🤖 AI Summary
Current LLM pretraining heavily relies on trillion-token corpora containing substantial copyrighted or proprietary content, posing significant challenges to global AI data security and regulatory compliance. Method: We construct the largest open-source, copyright-compliant pretraining corpus to date—approximately 2 trillion tokens—exclusively drawn from public-domain or explicitly licensed sources, spanning multilingual text (including low-resource languages) and large-scale code. We introduce a four-dimensional cleaning framework: copyright metadata identification, multi-level license validation, cross-lingual quality filtering, and time- and domain-balanced sampling. Contribution/Results: This is the first systematic, end-to-end transparently traceable construction of a large-scale, fully copyright-compliant, and highly diverse open corpus. Adopted by organizations including Anthropic, it underpins multiple open LLM training efforts and has emerged as the de facto foundational standard for compliant pretraining in the open science era.
📝 Abstract
Large Language Models (LLMs) are pre-trained on large amounts of data from different sources and domains. These data most often contain trillions of tokens with large portions of copyrighted or proprietary content, which hinders the usage of such models under AI legislation. This raises the need for truly open pre-training data that is compliant with the data security regulations. In this paper, we introduce Common Corpus, the largest open dataset for language model pre-training.
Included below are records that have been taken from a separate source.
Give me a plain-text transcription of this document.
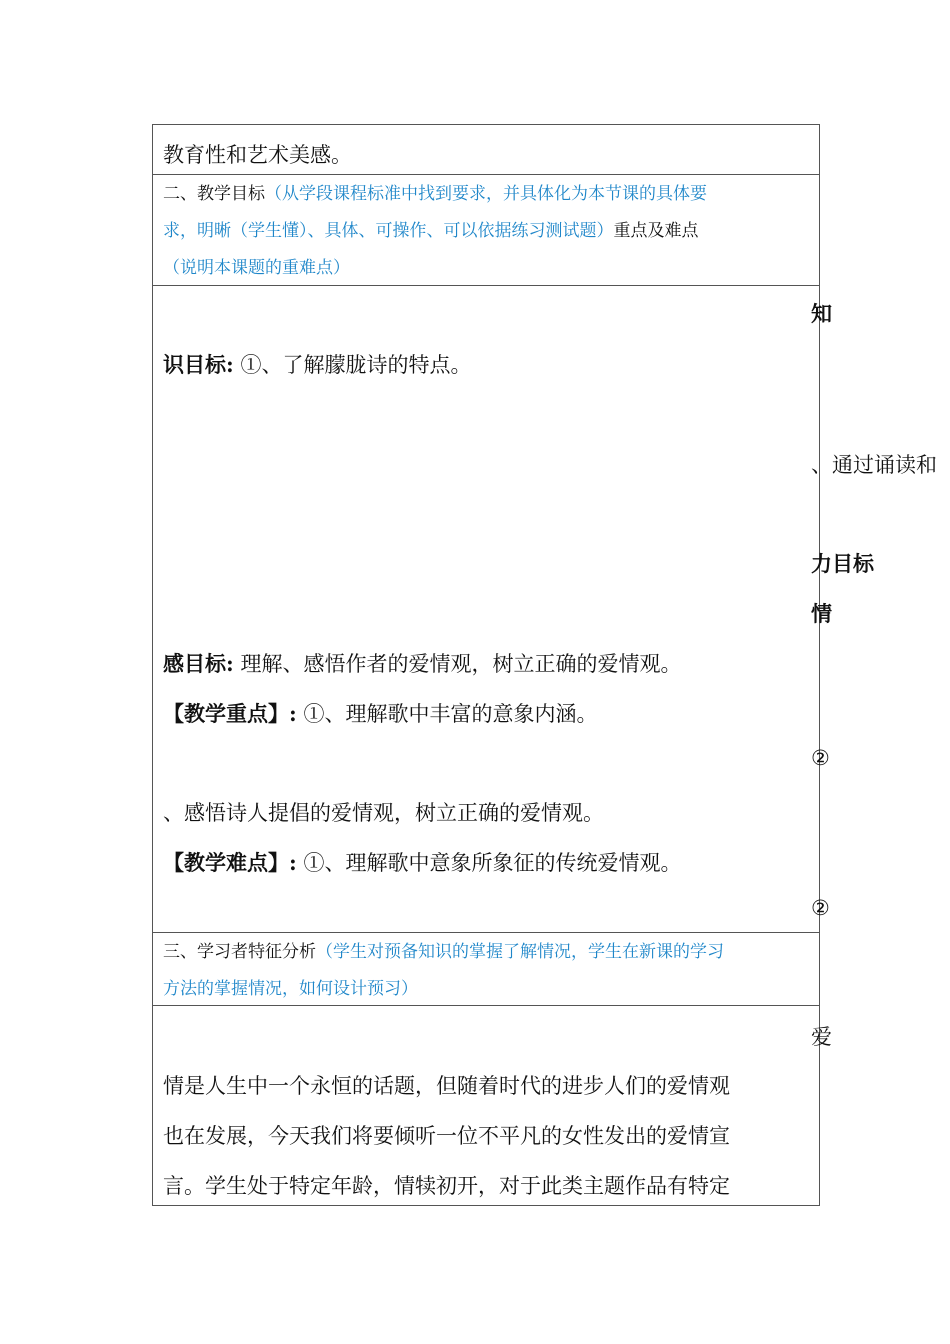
教育性和艺术美感。
二、教学目标（从学段课程标准中找到要求，并具体化为本节课的具体要
求，明晰（学生懂）、具体、可操作、可以依据练习测试题）重点及难点
（说明本课题的重难点）
知
识目标: ①、了解朦胧诗的特点。
、通过诵读和
力目标
情
感目标: 理解、感悟作者的爱情观，树立正确的爱情观。
【教学重点】: ①、理解歌中丰富的意象内涵。
②
、感悟诗人提倡的爱情观，树立正确的爱情观。
【教学难点】: ①、理解歌中意象所象征的传统爱情观。
②
三、学习者特征分析（学生对预备知识的掌握了解情况，学生在新课的学习
方法的掌握情况，如何设计预习）
爱
情是人生中一个永恒的话题，但随着时代的进步人们的爱情观
也在发展，今天我们将要倾听一位不平凡的女性发出的爱情宣
言。学生处于特定年龄，情犊初开，对于此类主题作品有特定
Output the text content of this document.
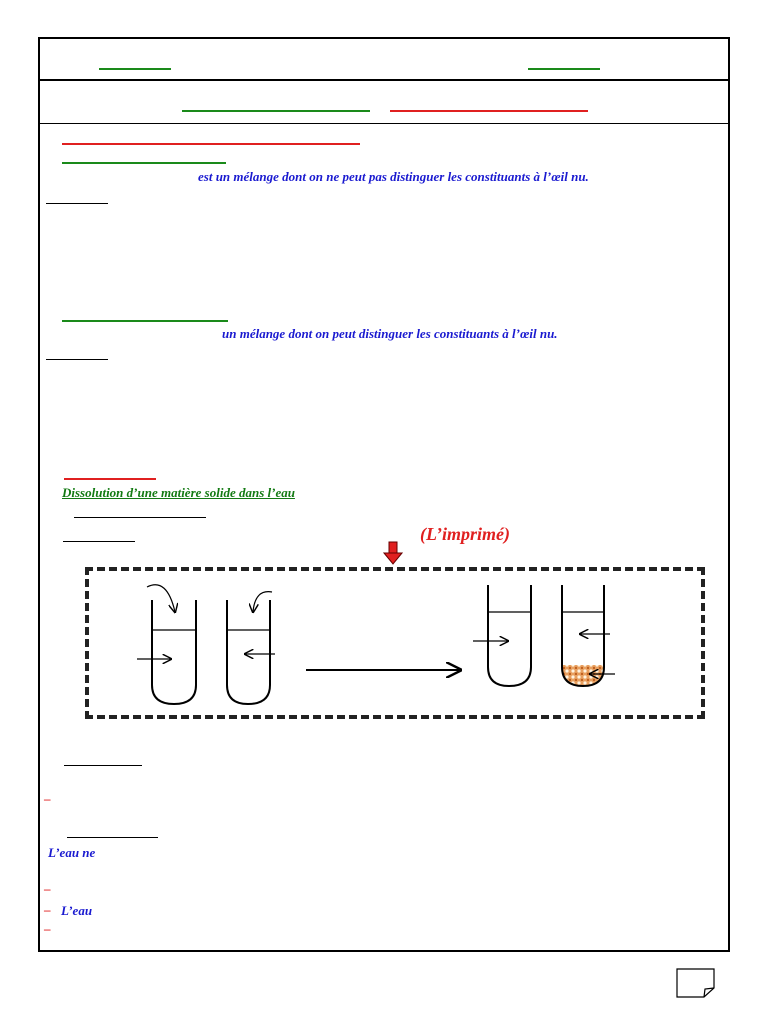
est un mélange dont on ne peut pas distinguer les constituants à l’œil nu.
un mélange dont on peut distinguer les constituants à l’œil nu.
Dissolution d’une matière solide dans l’eau
(L’imprimé)
–
L’eau ne
–
– L’eau
–
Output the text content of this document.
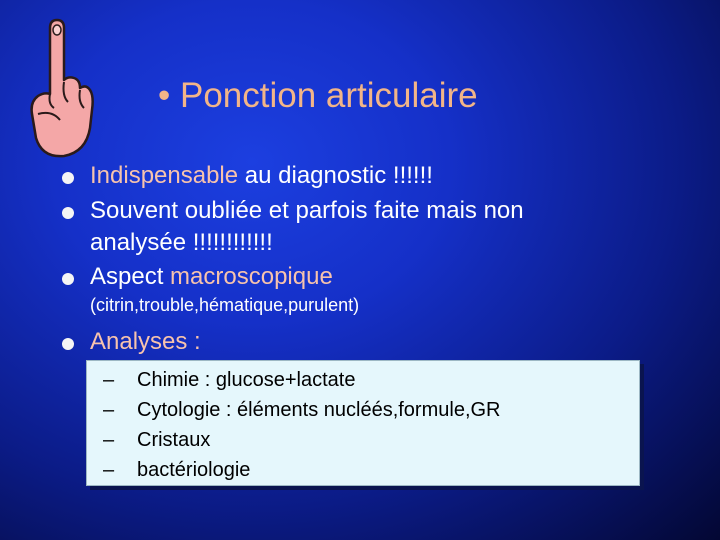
• Ponction articulaire
Indispensable au diagnostic !!!!!!
Souvent oubliée et parfois faite mais non
analysée !!!!!!!!!!!!
Aspect macroscopique
(citrin,trouble,hématique,purulent)
Analyses :
– Chimie : glucose+lactate
– Cytologie : éléments nucléés,formule,GR
– Cristaux
– bactériologie
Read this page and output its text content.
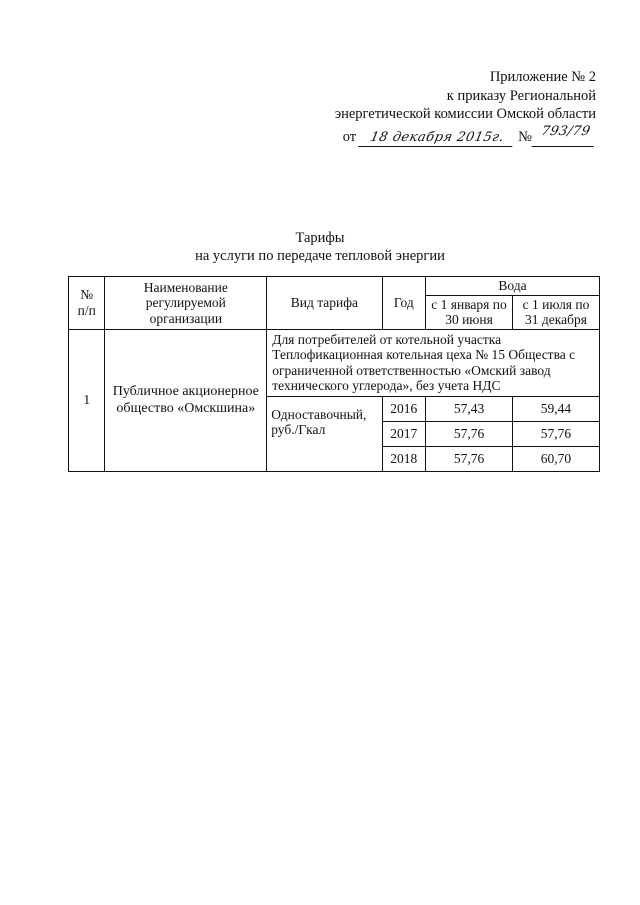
Приложение № 2
к приказу Региональной
энергетической комиссии Омской области
от 18 декабря 2015г. № 793/79
Тарифы
на услуги по передаче тепловой энергии
№
п/п	Наименование регулируемой организации	Вид тарифа	Год	Вода	
				с 1 января по 30 июня	с 1 июля по 31 декабря
1	Публичное акционерное общество «Омскшина»	Для потребителей от котельной участка Теплофикационная котельная цеха № 15 Общества с ограниченной ответственностью «Омский завод технического углерода», без учета НДС			
		Одноставочный, руб./Гкал	2016	57,43	59,44
			2017	57,76	57,76
			2018	57,76	60,70
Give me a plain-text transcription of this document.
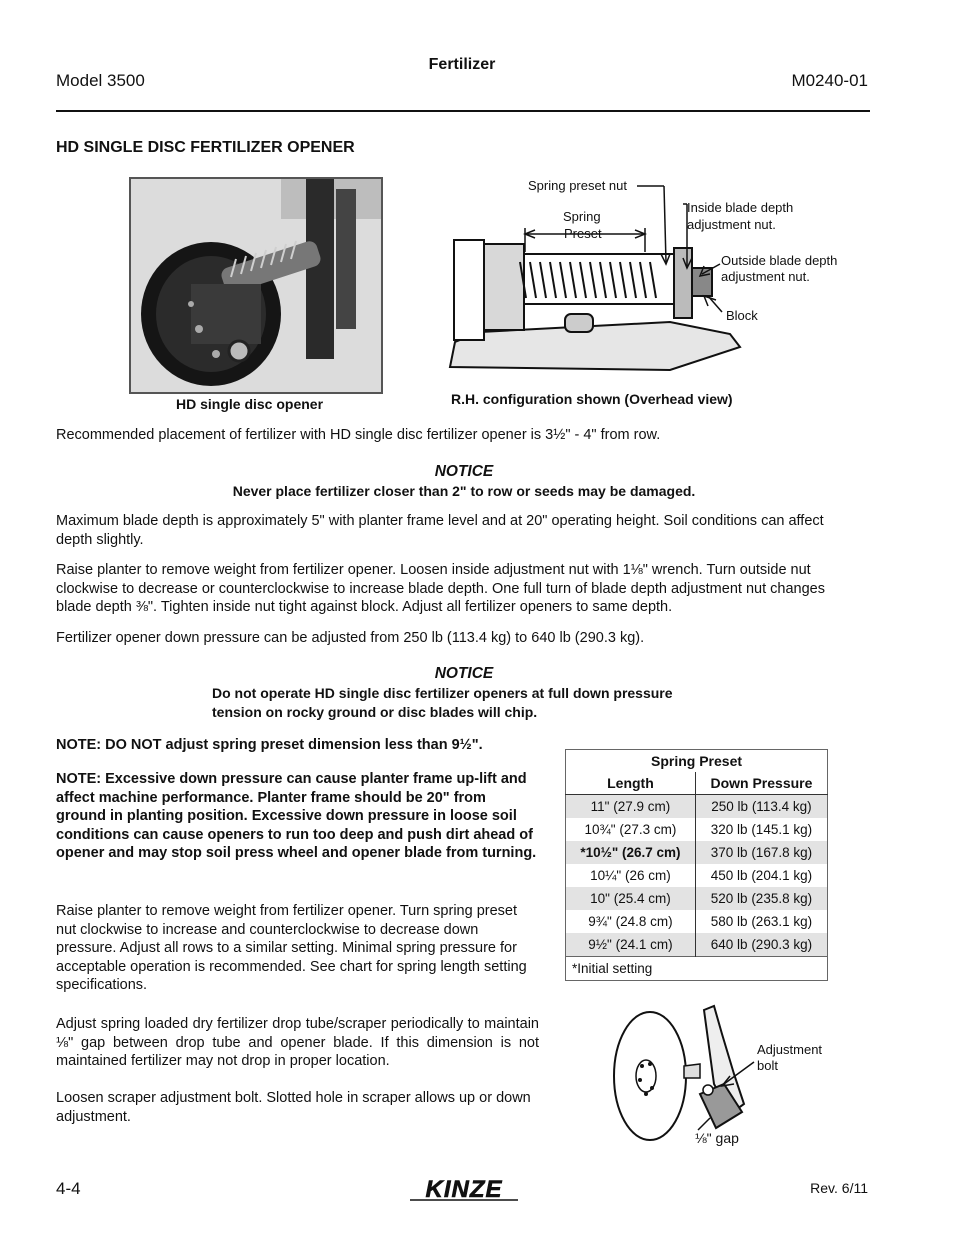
Fertilizer
Model 3500	M0240-01
HD SINGLE DISC FERTILIZER OPENER
Spring preset nut
Spring
Preset
Inside blade depth
adjustment nut.
Outside blade depth
adjustment nut.
Block
HD single disc opener	R.H. configuration shown (Overhead view)
Recommended placement of fertilizer with HD single disc fertilizer opener is 3½" - 4" from row.
NOTICE
Never place fertilizer closer than 2" to row or seeds may be damaged.
Maximum blade depth is approximately 5" with planter frame level and at 20" operating height. Soil conditions can affect depth slightly.
Raise planter to remove weight from fertilizer opener. Loosen inside adjustment nut with 1⅛" wrench. Turn outside nut clockwise to decrease or counterclockwise to increase blade depth. One full turn of blade depth adjustment nut changes blade depth ⅜". Tighten inside nut tight against block. Adjust all fertilizer openers to same depth.
Fertilizer opener down pressure can be adjusted from 250 lb (113.4 kg) to 640 lb (290.3 kg).
NOTICE
Do not operate HD single disc fertilizer openers at full down pressure
tension on rocky ground or disc blades will chip.
NOTE: DO NOT adjust spring preset dimension less than 9½".
NOTE: Excessive down pressure can cause planter frame up-lift and affect machine performance. Planter frame should be 20" from ground in planting position. Excessive down pressure in loose soil conditions can cause openers to run too deep and push dirt ahead of opener and may stop soil press wheel and opener blade from turning.
Raise planter to remove weight from fertilizer opener. Turn spring preset nut clockwise to increase and counterclockwise to decrease down pressure. Adjust all rows to a similar setting. Minimal spring pressure for acceptable operation is recommended. See chart for spring length setting specifications.
Adjust spring loaded dry fertilizer drop tube/scraper periodically to maintain ⅛" gap between drop tube and opener blade. If this dimension is not maintained fertilizer may not drop in proper location.
Loosen scraper adjustment bolt. Slotted hole in scraper allows up or down adjustment.
Spring Preset	
Length	Down Pressure
11" (27.9 cm)	250 lb (113.4 kg)
10¾" (27.3 cm)	320 lb (145.1 kg)
*10½" (26.7 cm)	370 lb (167.8 kg)
10¼" (26 cm)	450 lb (204.1 kg)
10" (25.4 cm)	520 lb (235.8 kg)
9¾" (24.8 cm)	580 lb (263.1 kg)
9½" (24.1 cm)	640 lb (290.3 kg)
*Initial setting	
Adjustment
bolt
⅛" gap
4-4	KINZE	Rev. 6/11
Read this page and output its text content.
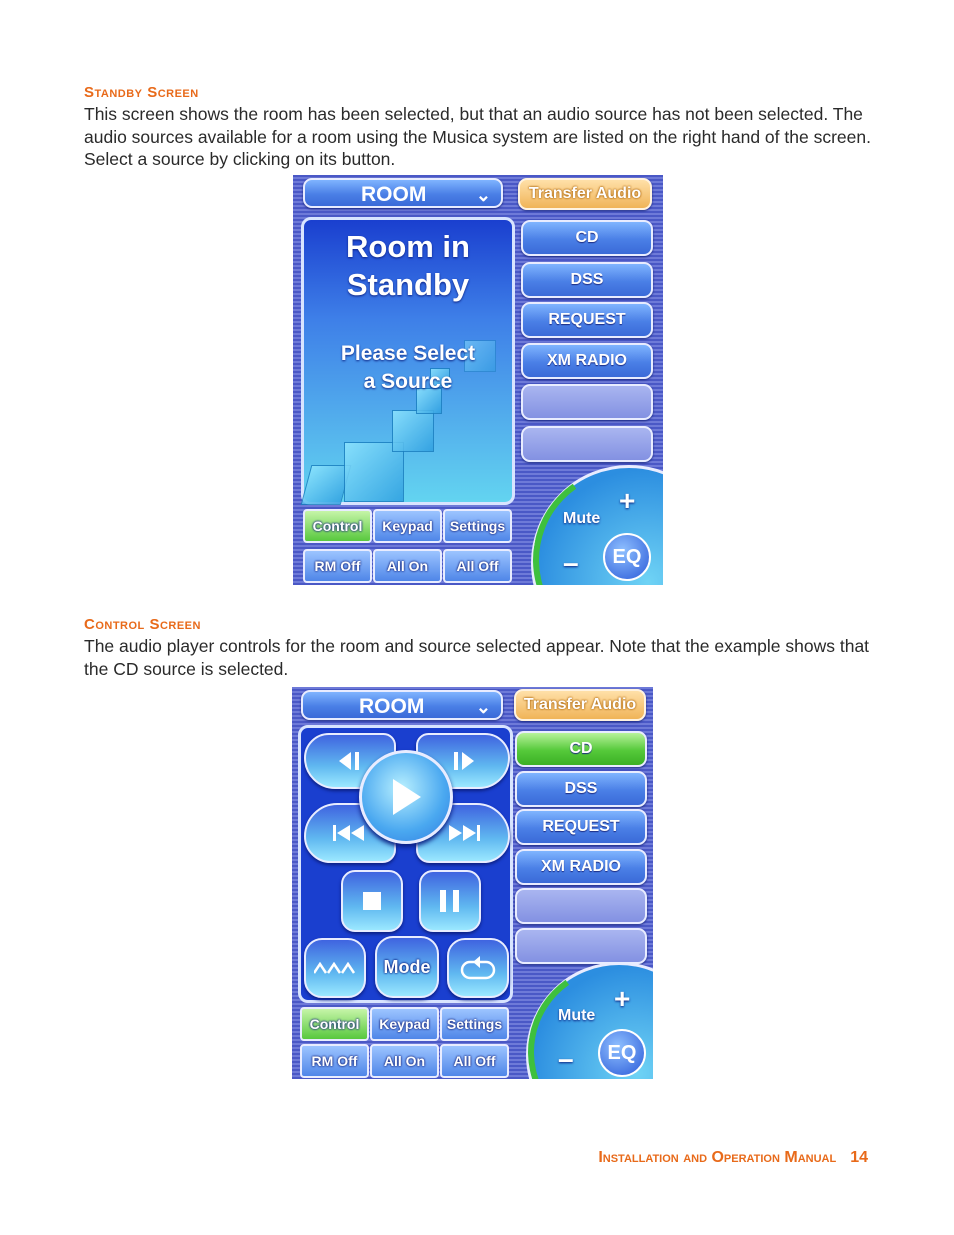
Standby Screen
This screen shows the room has been selected, but that an audio source has not been selected. The audio sources available for a room using the Musica system are listed on the right hand of the screen. Select a source by clicking on its button.
ROOM	⌄	Transfer Audio
Room in
Standby
Please Select
a Source
CD
DSS
REQUEST
XM RADIO
Control	Keypad	Settings
RM Off	All On	All Off
Mute
+
–	EQ
Control Screen
The audio player controls for the room and source selected appear. Note that the example shows that the CD source is selected.
ROOM	⌄	Transfer Audio
Mode
CD
DSS
REQUEST
XM RADIO
Control	Keypad	Settings
RM Off	All On	All Off
Mute
+
–	EQ
Installation and Operation Manual 14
The data assembled in Common Corpus are either uncopyrighted or under permissible licenses and amount to about two trillion tokens. The dataset contains a wide variety of languages, ranging from the main European languages to low-resource ones rarely present in pre-training datasets; in addition, it includes a large portion of code data. The diversity of data sources in terms of covered domains and time periods opens up the paths for both research and entrepreneurial needs in diverse areas of knowledge. In this technical report, we present the detailed provenance of data assembling and the details of dataset filtering and curation. Being already used by such industry leaders as Anthropic and multiple LLM training projects, we believe that Common Corpus will become a critical infrastructure for open science research in LLMs.